Selected stories from March 10, 1982:

The American Teacher: The National Education Association releases The Status of the American Public School Teacher, 1980-81, the sixth in a series of portraits of the public school teacher the nea has issued every five years since 1956. The report says the average teacher is older and has spent more time in college than was the case in 1976. The union also found that a teacher in 1981 was far less likely to choose teaching as a career if given a second chance than was the case five years earlier.

Fed Up: Superintendents are becoming increasingly frustrated with their boards, and that dissatisfaction is making the chiefs more likely to quit their jobs, according to a study presented at the American Association of School Administrators' convention in New Orleans. The survey of more than 1,300 superintendents found that 15 percent of the respondents cited conflicts with their former school boards and the growing tendency of boards to be uncooperative as key reasons they left their previous jobs for their current positions.

Bigger Bucks: The legislature in Vermont, a state whose schools have been among the most reliant in the nation on local property taxes, appears ready to enact a bill that would boost state aid to schools by 50 percent. With state aid accounting for about 25 percent of the average district's general operating revenues (excluding federal revenue), Vermont ranks 46th in the nation in state spending for schools.

Selective Closings?: The Maryland state board of education is asked to decide whether the Montgomery County school board's selection of schools to be closed was intended to thwart intergration. Montgomery County, a Washington suburb, was one of the first and largest districts in the country to adopt an integration plan without having been ordered to do so.

Measuring Equity: To advance its goal of "making schools more responsive to the needs of women and girls," the Council for Women in Independent Schools plans to devise a survey instrument, or "equity audit," to help independent schools measure their progress in providing equity for their students and employees.

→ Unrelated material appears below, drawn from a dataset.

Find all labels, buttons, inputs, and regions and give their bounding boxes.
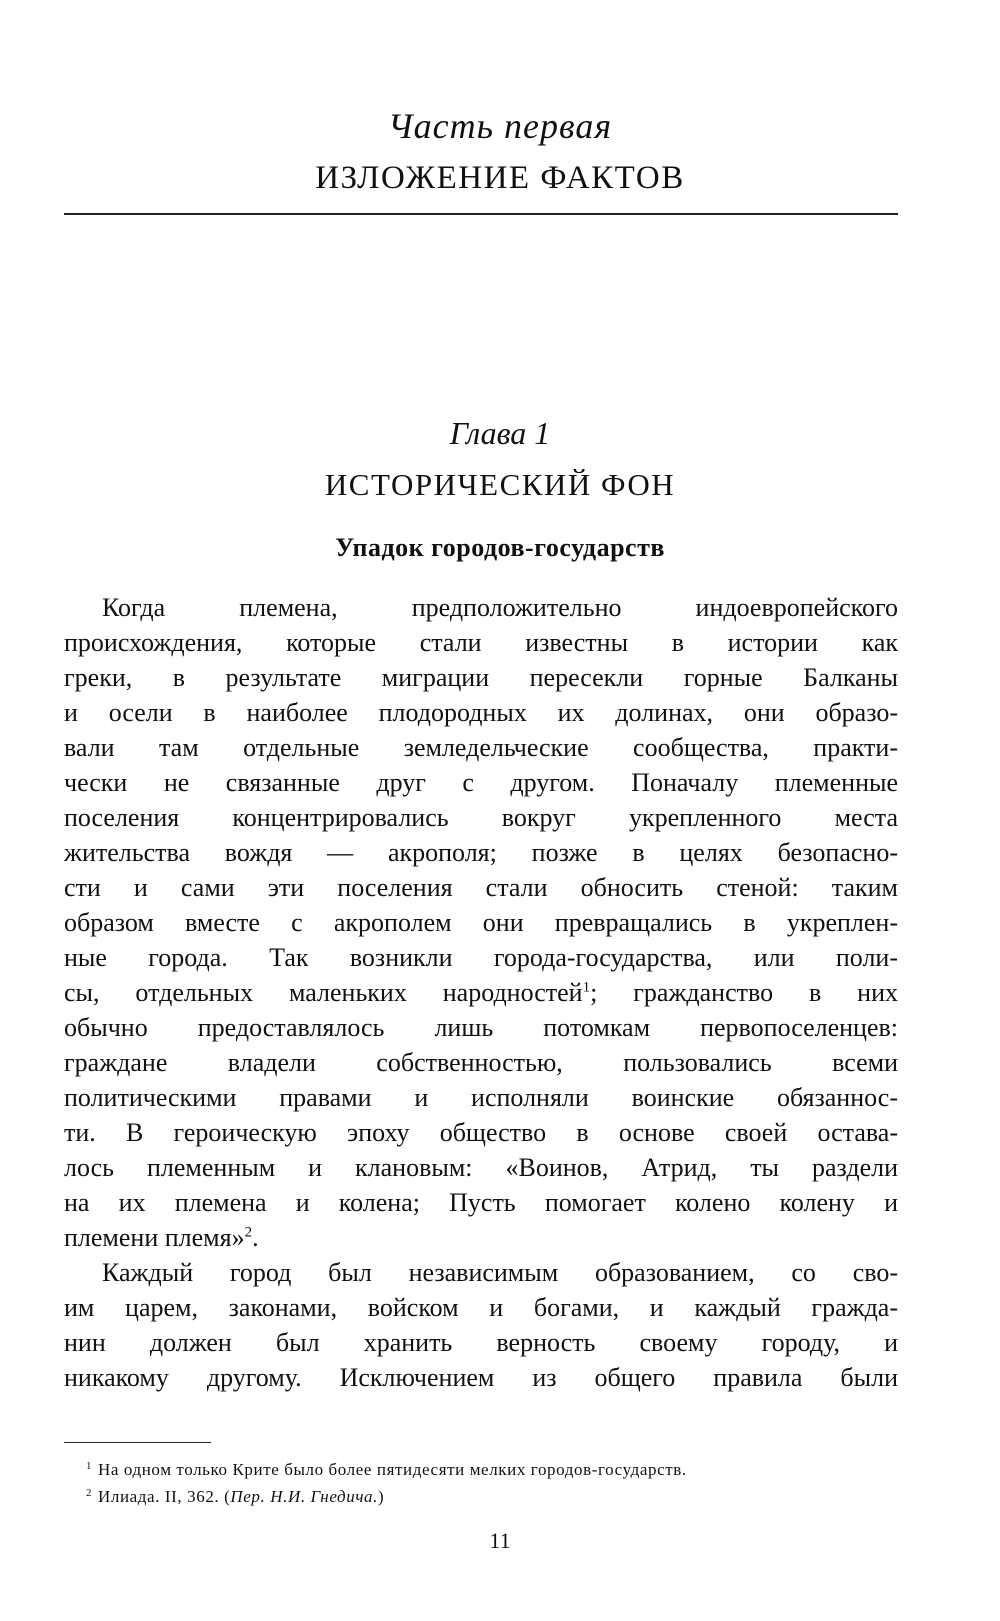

The idea is to encourage schools to examine and correct disparities in the way they treat women and girls and men and boys.

Nuclear Knowledge:More than 220 teachers from Boston area meet on the Lesley College campus in Cambridge, Mass., to discuss "Educating for Responsibility in a Nuclear Age." The meeting—believed by its sponsors to be the first of its kind in the country— was convened, organizers say, to help teachers examine their role in making students aware of the dangers and implications of the nuclear-arms race.

Historic Opposition: Rallying against the policies of a president for the first time in its 85-year history, the National PTA joins efforts of other advocacy groups to fight against the Reagan administration's proposed fiscal 1983 education budget. "With 6 million grassroots members, this is an organization that Congress wants to hear from and can't ignore," says Mary Ann Leveridge, the association's president.